Explored data and tried analyzing patterns– The dataset includes three main variable inactivity, obesity and diabetes. I observed data in detail with different indicators and social determinants like economics, food access, healthcare, social vulnerability index which is tool used by CDC to spatially identify “at-risk” populations. I also attempted to correlate and identify patterns among multiple data points, including factors like Social Vulnerability Index (SVI).
In class, we discussed relating diabetes with inactivity through this example I learnt more statistical terms like “kurtosis”. Kurtosis is the measure of tailedness of distribution, tails being the tapering ends of the distribution. The second important term discussed today was “heteroskedasticity”. In layman’s terms it can be explained as the “fanning out” of data. Higher heteroskedasticity implies lesser reliable is the model.

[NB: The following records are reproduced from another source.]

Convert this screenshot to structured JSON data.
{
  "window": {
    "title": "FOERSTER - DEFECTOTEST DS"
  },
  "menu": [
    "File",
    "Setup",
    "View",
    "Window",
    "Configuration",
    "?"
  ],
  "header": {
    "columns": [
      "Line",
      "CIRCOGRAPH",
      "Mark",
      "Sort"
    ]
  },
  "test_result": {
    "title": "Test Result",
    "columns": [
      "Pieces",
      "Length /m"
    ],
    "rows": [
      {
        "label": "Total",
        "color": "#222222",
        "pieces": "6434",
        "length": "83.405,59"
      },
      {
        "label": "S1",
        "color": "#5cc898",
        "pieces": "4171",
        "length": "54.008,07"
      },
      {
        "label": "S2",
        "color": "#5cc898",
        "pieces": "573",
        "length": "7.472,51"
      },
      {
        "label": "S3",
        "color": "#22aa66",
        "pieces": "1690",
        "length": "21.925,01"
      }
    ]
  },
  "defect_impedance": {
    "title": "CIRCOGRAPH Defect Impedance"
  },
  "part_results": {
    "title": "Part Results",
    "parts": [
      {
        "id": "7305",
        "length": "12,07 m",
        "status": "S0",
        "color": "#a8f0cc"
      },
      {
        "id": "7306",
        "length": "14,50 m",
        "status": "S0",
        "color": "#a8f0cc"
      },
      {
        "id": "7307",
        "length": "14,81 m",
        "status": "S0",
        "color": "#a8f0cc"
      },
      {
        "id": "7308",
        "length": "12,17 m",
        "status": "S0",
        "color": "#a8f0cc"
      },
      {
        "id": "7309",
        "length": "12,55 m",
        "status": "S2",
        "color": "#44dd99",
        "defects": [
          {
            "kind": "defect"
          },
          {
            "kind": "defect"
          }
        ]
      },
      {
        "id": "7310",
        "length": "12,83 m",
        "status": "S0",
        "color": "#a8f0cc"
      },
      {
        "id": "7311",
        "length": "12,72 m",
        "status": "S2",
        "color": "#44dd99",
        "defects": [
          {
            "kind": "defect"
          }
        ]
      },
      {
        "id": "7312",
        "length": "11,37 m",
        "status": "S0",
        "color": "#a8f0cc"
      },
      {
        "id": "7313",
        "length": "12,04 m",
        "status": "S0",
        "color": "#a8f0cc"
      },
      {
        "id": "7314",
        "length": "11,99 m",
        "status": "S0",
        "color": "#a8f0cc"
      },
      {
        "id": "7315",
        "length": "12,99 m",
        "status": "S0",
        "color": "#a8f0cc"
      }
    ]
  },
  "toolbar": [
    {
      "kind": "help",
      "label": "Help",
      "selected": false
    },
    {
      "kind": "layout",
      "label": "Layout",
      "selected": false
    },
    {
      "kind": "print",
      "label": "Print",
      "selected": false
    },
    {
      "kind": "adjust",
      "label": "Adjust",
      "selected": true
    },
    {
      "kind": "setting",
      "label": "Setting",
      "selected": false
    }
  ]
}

The test used to determine heteroscedasticity in a linear regression model is “Breusch-Pagan Test”.
Group meeting– Today after a discussion with the group about the possibilities with the dataset, we collectively decided to concentrate on examining the prevalence and underlying factors of inactivity, obesity, and diabetes among rural and urban populations.
I brushed up my python skills and displayed the data with python for urban and rural population depending on the factors Food access and SVI and plotted graph for the same.
I further plan to discuss my findings with my group and instructor.